Our research focuses on using Reinforcement Learning (RL) to gather information in domains described by an underlying linked dataset. For instance, we are interested in problems such as the following: given a Wikipedia article as a seed, finding other articles that are interesting relative to the starting point. Of particular interest is to find articles that are more than one-click away from the seed, since these articles are in general harder to find by a human.

In addition to the staples of scientific Python computing NumPy, SciPy, Matplotlib, and IPython, we use the libraries RL-Glue/RL-Library, NetworkX, Gensim, and scikit-learn.

Reinforcement Learning considers the interaction between a given environment and an agent. The objective is to design an agent able to learn a policy that allows it to maximize its total expected reward. We use the RL-Glue/RL-Library libraries for our RL experiments. This libraries provide the infrastructure to connect an environment and an agent, each one described by an independent Python program.

We represent the linked datasets we work with as graphs. For this we use NetworkX, which provides data structures to efficiently represent graphs together with implementations of many classic graph algorithms. We use NetworkX graphs to describe the environments implemented in RL-Glue/RL- Library. We also use these graphs to create, analyze and visualize graphs built from unstructured data.

One of the contributions of our research is the idea of representing the items in the datasets as vectors belonging to a linear space. To this end, we build a Latent Semantic Analysis (LSA) model to project documents onto a vector space. This allows us, in addition to being able to compute similarities between documents, to leverage a variety of RL techniques that require a vector representation. We use the Gensim library to build the LSA model. This library provides all the machinery to build, among other options, the LSA model. One place where Gensim shines is in its capability to handle big data sets, like the entire Wikipedia, that do not fit in memory. We also combine the vector representation of the items as property of the NetworkX nodes.

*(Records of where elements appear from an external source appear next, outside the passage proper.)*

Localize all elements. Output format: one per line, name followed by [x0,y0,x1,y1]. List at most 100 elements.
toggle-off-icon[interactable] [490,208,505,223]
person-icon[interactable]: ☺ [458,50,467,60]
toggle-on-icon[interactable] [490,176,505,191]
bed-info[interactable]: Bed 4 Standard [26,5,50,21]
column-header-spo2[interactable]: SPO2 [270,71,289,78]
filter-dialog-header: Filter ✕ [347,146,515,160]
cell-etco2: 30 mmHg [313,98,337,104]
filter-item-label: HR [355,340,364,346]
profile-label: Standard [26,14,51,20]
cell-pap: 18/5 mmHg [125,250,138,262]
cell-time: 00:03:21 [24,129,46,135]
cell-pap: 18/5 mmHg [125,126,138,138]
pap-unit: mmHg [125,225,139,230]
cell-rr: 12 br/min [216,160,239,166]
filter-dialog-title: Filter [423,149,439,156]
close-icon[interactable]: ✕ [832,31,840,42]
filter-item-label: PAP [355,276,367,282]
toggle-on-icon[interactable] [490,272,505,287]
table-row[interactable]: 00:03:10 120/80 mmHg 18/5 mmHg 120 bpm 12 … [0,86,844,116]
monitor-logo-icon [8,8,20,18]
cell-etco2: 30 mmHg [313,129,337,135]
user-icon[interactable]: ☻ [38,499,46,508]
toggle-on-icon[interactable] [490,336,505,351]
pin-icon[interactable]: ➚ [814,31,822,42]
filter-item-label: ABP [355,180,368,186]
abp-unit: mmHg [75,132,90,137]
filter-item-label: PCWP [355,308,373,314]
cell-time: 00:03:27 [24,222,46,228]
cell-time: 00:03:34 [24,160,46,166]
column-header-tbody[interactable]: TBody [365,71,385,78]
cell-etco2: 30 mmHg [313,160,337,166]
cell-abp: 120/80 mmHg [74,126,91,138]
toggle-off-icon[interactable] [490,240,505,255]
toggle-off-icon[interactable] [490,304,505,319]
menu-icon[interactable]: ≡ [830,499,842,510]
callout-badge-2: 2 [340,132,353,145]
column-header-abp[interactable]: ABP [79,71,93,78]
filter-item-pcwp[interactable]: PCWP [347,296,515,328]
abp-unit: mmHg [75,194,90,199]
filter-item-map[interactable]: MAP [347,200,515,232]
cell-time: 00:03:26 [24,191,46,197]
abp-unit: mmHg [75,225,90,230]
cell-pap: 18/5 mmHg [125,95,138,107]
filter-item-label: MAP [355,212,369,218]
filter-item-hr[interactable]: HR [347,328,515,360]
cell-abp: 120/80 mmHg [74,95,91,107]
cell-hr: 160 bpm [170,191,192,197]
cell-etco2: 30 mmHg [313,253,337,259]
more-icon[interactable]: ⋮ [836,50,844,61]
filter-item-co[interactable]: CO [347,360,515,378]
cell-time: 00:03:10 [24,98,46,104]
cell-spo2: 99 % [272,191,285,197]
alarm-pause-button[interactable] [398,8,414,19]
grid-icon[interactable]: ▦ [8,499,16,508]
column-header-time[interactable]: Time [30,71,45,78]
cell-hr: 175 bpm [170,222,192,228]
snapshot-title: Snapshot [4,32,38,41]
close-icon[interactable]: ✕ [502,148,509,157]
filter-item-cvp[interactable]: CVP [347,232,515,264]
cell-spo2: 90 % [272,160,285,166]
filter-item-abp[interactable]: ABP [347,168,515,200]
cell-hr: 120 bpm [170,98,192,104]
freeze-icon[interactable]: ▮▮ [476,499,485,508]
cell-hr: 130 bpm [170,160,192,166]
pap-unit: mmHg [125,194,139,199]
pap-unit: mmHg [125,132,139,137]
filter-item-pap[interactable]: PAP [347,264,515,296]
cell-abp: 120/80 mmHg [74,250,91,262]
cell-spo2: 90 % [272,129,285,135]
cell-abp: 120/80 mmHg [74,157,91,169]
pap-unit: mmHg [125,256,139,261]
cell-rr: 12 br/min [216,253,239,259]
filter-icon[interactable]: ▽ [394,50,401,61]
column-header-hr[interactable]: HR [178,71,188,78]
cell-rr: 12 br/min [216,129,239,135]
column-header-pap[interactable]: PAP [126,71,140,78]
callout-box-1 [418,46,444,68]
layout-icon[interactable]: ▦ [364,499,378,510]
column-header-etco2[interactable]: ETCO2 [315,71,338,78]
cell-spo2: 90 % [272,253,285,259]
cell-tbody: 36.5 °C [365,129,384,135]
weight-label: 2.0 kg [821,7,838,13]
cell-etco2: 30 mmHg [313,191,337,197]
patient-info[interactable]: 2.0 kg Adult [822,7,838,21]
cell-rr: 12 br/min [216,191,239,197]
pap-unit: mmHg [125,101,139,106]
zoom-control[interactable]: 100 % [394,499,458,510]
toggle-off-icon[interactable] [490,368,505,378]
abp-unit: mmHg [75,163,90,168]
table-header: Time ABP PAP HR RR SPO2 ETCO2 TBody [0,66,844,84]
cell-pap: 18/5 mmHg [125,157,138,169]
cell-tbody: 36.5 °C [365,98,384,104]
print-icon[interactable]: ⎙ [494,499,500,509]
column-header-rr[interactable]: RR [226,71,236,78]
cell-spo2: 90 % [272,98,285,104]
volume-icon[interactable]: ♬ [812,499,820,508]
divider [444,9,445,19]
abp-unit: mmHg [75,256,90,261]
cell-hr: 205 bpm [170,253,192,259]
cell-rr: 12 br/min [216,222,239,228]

Finally, we also use the manifold learning capabilities of sckit-learn, like the ISOMAP algorithm, to perform some exploratory data analysis. By reducing the dimensionality of the LSA vectors obtained using Gensim from 400 to 3, we are able to visualize the relative position of the vectors together with their connections.

In summary, this talk shows, by combining a variety of libraries to solve our research problems, that the NumPy/SciPy ecosystem has become the lingua-franca of scientific Python computing.